Há alguns anos o Estado do Amapá (mas precisamente a capital) já presencia uma produção artística de aspectos realistas nas artes plásticas. Não é o realismo de Courbet, Honoré e Millet, mais algo em torno do Novo Realismo, movimento surgido na década de 60, criado por Pierre Restany que tem como Tônica a apropriação do real ligado a um fenômeno quantitativo de expressão através da assemblage (colagem, instalações, décor, happenings e etc.), e a tendência descolagista (dilacerar grandes cartazes de rua e aplicar seus resíduos na criação de quadros).
Essas tendências estão sendo desenvolvidas pelos artistas que compõem o Grupo Urucum, possuidor de uma galeria, toda ela construída com material reciclável, e que serve de espaço para exposições não só do grupo, mas também de outros artistas. Detecta-se nas inúmeras obras realizadas pelos artistas do grupo, uma temática semelhante a dos realistas do século XIX e uma técnica muito próxima dos neo-realistas do século XX. O trabalho deste grupo e inovador em todos os aspectos da arte no estado. A abrangência dos trabalhos do Urucum visa, segundo o grupo, “divulgar a vanguarda da arte e da cultura amapaense”.
Não há muito em que diferir a atuação dos artistas do Urucum na realidade da arte amapaense em relação aos artistas realistas do século XIX. Dentro do contexto social a obra de ambos visa levar ao publico uma arte real com temas reais que irá despertar a consciência dos homens para a realidade que os circunda, no nosso caso o meio ambiente. Cabe aqui afirmar também que, o Urucum têm em relação a seus membros, uma tendência esquerdista no campo político.
O realismo do século XIX na França ocupava-se em retratar cenas do cotidiano das classes inferiores, como protesto ou critica social. No Amapá desconhecia-se até então, artistas que retratassem tais cenas e conteúdos em suas obras no estado. Mas o trabalho executado pelo Urucum e, o qual, penso ser semelhante ao estilo do Novo Realismo (para eles é arte conceitual), devido à utilização da técnica de assemblage, utilizada largamente pelo grupo. O Urucum faz uma associação de materiais reciclados para dar textura, forma e cor em suas pinturas, trazendo a tona na sua temática, questões sociais, não mais retratando cenas do cotidiano e as desigualdades sociais e sim o próprio resultado desse descontrole social vigente na atualidade nacional e local, onde uma parcela numerosa sobrevive das sobras das classes superiores, fazendo da reciclagem a sua existência.

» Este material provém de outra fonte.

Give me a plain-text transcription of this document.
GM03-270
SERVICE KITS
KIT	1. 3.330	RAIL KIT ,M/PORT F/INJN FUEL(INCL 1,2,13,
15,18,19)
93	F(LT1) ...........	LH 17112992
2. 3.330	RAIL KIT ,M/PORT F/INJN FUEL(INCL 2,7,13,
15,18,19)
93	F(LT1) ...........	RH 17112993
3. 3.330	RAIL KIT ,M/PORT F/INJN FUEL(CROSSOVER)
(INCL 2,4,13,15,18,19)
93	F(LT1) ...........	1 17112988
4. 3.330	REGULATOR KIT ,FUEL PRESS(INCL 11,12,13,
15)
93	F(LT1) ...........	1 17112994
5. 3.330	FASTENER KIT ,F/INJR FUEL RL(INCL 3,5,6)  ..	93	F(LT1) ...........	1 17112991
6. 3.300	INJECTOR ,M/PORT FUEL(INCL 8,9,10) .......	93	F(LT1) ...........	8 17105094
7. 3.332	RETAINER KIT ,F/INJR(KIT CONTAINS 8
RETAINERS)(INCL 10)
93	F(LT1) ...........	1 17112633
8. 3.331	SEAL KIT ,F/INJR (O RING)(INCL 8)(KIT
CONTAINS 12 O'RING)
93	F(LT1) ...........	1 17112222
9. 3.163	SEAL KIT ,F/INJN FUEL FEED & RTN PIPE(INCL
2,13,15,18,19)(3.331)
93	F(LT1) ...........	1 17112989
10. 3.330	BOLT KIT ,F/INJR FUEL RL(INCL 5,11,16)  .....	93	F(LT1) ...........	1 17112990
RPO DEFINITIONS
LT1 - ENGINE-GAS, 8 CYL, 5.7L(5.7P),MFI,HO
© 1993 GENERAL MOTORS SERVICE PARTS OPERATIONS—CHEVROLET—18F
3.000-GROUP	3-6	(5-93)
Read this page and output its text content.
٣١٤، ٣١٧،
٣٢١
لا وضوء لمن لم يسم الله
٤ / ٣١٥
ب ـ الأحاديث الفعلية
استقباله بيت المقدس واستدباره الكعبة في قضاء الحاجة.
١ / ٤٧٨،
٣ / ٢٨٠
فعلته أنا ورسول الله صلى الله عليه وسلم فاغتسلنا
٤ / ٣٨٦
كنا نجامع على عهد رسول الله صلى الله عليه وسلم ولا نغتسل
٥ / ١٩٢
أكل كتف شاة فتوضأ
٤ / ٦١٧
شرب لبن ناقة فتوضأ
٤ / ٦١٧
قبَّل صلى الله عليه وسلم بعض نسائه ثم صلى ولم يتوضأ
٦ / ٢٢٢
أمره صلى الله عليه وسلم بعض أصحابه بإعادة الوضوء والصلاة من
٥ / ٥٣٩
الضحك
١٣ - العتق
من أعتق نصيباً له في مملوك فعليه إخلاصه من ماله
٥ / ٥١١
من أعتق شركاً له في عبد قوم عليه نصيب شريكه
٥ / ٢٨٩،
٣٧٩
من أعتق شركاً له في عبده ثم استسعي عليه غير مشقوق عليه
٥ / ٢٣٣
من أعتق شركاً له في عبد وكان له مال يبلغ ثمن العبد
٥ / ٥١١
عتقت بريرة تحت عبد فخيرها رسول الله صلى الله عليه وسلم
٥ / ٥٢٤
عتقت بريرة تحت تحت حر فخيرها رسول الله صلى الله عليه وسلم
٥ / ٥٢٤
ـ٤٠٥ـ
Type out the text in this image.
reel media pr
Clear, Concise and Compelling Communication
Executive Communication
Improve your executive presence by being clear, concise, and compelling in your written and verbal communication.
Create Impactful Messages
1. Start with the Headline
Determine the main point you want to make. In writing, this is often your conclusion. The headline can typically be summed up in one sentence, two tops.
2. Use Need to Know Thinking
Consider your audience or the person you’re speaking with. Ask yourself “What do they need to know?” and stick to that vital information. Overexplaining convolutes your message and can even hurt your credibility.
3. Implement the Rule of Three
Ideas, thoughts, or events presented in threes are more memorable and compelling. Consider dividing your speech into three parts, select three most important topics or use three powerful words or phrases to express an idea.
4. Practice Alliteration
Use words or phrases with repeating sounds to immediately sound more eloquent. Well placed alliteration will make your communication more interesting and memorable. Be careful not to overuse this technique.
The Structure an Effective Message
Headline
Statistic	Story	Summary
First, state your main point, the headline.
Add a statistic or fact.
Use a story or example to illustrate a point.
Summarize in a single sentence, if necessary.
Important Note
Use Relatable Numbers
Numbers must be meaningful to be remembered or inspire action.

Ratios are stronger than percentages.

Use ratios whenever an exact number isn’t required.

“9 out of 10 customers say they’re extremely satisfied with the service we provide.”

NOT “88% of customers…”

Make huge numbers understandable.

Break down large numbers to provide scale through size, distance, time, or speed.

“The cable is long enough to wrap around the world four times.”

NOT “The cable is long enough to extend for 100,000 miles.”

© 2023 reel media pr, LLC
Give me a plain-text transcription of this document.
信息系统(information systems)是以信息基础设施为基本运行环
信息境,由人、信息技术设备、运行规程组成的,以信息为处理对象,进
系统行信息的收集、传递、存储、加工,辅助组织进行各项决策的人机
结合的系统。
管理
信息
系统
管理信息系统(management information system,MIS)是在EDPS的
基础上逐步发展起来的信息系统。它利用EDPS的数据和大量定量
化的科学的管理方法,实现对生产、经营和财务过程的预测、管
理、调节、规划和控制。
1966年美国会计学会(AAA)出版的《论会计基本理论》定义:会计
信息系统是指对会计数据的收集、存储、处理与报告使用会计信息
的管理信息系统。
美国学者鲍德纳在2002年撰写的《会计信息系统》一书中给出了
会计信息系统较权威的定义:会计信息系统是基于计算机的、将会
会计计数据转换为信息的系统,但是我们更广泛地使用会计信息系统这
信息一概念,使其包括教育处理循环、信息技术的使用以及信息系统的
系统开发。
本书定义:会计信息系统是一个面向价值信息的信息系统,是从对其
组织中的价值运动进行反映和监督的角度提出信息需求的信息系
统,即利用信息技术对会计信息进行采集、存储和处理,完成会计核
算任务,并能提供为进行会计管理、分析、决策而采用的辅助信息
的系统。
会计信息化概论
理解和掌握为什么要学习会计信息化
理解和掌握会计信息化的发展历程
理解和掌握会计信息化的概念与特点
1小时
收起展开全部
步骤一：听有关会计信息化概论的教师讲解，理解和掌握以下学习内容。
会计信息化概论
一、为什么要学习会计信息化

Estou fundamentando esta argumentação baseada nas características do grupo, que produz uma arte num sentido de valor mais ideológico que mercadológico. Tudo é representativo (o que existe ou acontece) e significante para o grupo como material de produção, temas que independem de origem social, política ou ética.
* Enciclopédia Mirador Internacional vol. 17. São Paulo: Britannica, 1987.
** Revista Marketing Cultural On line / Março de 2003.